旅の仲間
旅の仲間
その日の偵察はマモルがブルキング族の集団を全滅させた以外は何も見つからなかった。派遣部隊は『千眼峡谷』を行軍し、マモルたちソール隊は崖の上から部隊と平行に進むことにした。一日目を無事に終えソール隊は野営地を設けた。
「ブルキング族はどこに向かおうとしていたのかしら?」
カオルがマモルに訊ねた。
「さあ、俺たちと反対側に進んでたということは戦場かもしれないな。とにかく俺たちは部隊がこの峡谷を早く抜けられるようにしてあげないとな。後二日もあれば峡谷は抜けられるが、その後は険しい山道になる。伝令鳥に輜重車が通り易いルートを聞いたら、かなり長い道程になるらしい。目的地まで後七日ってところかな」
マモルは説明した。その時ファルがポコの実のスープをスプーンで掬ってマモルの口に運んだ。
「これ沢山飲んでね。栄養が豊富で疲労回復にいいわよ」
ファルはマモルが口を開けたのでその中にスプーンを入れた。それを見ていたカオルは自分もスプーンで掬ってマモルの口に運んだ。
「私が食べさせてあげるわ。ほら、マモル、口開けて」
マモルは素直に口を開けた。
「おいおい、隊長、美人二人に挟まれて面倒見て貰うなんて羨まし過ぎる」
副隊長のウヌスは干し肉を歯で引き千切りながら言った。
「じゃあ、隊長、私も食べさせてあげる。アーンして」
クインクが向かい側からスープの入ったスプーンを差し出した。マモルは苦笑して口を開けた。
「何だよ、クインクも隊長を狙ってるのか?」
カトルが左隣りに座ってるクインクに訊ねた。
「べ、別に…私は純粋に隊長に憧れてるだけです」
クインクが頬を染めて言った。
「おい、あそこに何かいるぞ!」
セクスが地面に置いてあった法剣を構えた。続いて隊員たちはそれぞれ武器を構えて彼の視線の方を向いた。
「何か小さいな。
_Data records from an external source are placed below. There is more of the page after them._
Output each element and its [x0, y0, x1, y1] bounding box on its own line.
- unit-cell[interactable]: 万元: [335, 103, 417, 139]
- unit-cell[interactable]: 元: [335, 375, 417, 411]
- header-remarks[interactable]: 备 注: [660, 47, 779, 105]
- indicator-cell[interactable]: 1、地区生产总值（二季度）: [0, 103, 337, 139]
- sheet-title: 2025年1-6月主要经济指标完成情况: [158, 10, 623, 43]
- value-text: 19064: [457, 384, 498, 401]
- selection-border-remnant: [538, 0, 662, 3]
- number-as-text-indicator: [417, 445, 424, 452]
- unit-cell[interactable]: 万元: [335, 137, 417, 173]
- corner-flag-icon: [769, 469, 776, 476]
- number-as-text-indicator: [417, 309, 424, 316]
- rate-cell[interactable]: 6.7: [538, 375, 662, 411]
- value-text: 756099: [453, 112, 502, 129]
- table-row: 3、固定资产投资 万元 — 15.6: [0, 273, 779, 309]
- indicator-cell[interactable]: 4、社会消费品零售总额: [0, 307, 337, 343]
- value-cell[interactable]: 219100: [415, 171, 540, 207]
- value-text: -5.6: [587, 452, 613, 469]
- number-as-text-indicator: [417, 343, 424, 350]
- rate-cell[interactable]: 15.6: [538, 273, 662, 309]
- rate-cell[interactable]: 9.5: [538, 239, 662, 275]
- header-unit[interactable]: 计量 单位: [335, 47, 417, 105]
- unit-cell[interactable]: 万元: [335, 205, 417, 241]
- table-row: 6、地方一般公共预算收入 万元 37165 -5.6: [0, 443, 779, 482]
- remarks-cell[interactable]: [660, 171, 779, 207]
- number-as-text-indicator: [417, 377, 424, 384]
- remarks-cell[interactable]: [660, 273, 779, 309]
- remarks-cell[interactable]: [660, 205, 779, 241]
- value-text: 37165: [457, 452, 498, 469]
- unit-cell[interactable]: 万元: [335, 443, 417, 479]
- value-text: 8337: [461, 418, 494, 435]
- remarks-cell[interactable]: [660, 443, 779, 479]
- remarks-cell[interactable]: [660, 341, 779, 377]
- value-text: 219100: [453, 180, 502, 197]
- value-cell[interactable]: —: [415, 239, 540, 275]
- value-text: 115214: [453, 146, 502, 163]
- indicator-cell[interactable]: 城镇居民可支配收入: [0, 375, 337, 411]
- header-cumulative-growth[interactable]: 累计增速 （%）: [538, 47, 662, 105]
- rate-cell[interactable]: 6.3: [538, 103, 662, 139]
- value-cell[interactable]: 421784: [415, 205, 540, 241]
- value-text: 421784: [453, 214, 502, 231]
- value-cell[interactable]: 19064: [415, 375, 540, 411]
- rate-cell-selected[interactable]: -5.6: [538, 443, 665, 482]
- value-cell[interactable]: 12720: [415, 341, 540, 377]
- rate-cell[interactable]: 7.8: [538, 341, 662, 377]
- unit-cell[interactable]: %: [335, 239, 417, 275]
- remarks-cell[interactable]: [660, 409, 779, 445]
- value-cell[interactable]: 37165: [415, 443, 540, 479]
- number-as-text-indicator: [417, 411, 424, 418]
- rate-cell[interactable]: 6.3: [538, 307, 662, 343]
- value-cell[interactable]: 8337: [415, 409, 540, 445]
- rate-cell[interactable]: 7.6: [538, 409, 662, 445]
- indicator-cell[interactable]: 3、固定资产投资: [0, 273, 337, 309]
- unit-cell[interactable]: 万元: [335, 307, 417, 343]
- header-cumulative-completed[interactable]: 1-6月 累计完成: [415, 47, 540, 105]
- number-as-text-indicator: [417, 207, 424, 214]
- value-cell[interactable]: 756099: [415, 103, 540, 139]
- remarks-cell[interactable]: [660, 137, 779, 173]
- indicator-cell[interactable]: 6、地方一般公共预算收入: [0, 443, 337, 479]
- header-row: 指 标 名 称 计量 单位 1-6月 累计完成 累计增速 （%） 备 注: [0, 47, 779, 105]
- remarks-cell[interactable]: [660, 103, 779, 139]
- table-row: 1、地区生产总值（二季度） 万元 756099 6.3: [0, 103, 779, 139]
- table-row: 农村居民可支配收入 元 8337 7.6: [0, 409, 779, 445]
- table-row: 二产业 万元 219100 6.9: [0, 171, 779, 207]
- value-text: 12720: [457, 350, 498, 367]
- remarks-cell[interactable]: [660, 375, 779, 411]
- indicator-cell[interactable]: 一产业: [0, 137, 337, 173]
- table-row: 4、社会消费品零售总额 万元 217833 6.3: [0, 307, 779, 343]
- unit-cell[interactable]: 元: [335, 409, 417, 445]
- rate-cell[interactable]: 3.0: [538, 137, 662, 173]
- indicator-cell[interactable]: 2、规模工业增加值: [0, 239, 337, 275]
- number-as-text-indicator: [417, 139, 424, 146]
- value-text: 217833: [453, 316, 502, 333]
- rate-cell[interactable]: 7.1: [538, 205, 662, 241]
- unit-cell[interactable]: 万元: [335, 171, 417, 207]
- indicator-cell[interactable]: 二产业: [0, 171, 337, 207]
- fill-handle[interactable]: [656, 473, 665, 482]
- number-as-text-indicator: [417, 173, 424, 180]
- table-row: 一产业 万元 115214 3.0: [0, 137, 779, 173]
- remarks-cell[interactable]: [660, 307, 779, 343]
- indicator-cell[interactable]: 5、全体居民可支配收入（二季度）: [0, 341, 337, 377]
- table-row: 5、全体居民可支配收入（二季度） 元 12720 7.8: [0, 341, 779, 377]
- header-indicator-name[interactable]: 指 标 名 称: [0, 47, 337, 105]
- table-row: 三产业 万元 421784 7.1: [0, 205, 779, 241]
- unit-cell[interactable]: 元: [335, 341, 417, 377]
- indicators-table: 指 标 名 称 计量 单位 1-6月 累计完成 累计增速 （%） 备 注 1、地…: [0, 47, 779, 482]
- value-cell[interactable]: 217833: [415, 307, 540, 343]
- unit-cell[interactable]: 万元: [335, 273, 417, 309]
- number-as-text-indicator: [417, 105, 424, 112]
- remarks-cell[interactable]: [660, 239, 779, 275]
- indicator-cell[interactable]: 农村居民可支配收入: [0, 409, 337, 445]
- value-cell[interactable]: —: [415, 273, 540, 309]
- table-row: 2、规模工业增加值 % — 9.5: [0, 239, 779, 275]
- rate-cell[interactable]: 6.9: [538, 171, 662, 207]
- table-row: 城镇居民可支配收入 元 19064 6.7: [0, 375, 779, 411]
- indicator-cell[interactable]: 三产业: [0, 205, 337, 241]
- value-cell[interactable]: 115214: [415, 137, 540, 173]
動物の子供じゃないのか?」
トレスが目を凝らして前屈みになって言った。
「ホントだな。白い虎の子供だ」
ドゥオが言った。
「あら、プエルじゃない! こっちいらっしゃい!」
カオルが手招きをした。するとプエルは立ち上がって四足になってトボトボと皆の方に近寄って来た。
「何なの、その子可愛いわ!」
クインクが笑顔で言った。
「お腹空いてるんじゃないか?」
カトルが言った。
「ほら、これ食べなさい」
カオルは金属の皿にポコの実のスープを装ってプエルの前に置いた。彼はそれを慌てるようにして夢中で舌で舐め始めた。
「何だ、お前、何も食べてなかったのか? じゃあこれでも食べろ」
マモルは自分の持っていた乾パンを皿の横に置いた。するとプエルはそれを口に食わえて慌てて貪った。
「あははは! よっぽど腹空いてたんだな」
ウヌスが大声で笑った。
プエルは食べ終わるとマモルを睨んだ。
「何だ、文句でもありそうな顔だな」
マモルは彼を見つめた。
「昼間は良くも虐めてくれたな。お前なんか大っ嫌いじゃ!」
プエルはそう言って舌を出した。
「お前はホントに懲りない奴だな。もっと素直にならないと皆に嫌われるぞ」
「放っとけ! オラは好かれたいなんて思っとらんわ」
「そうか、だったら好きにしろ。俺はそういう奴に興味はない」
「ふん! 好きにするわ、どアホ!」
プエルはそう言ってそっぽを向いた。
その夜は崖を吹き抜ける風も穏やかだった。マモルは疲れで横になるとすぐに寝入ってしまった。ファルはいつものように彼の胸の上で眠ったが、夜中に一度目を開けるとプエルがマモルの横で丸くなって眠っていた。
「ウフフ…」
ファルは小さく微笑んで再び寝に就いた。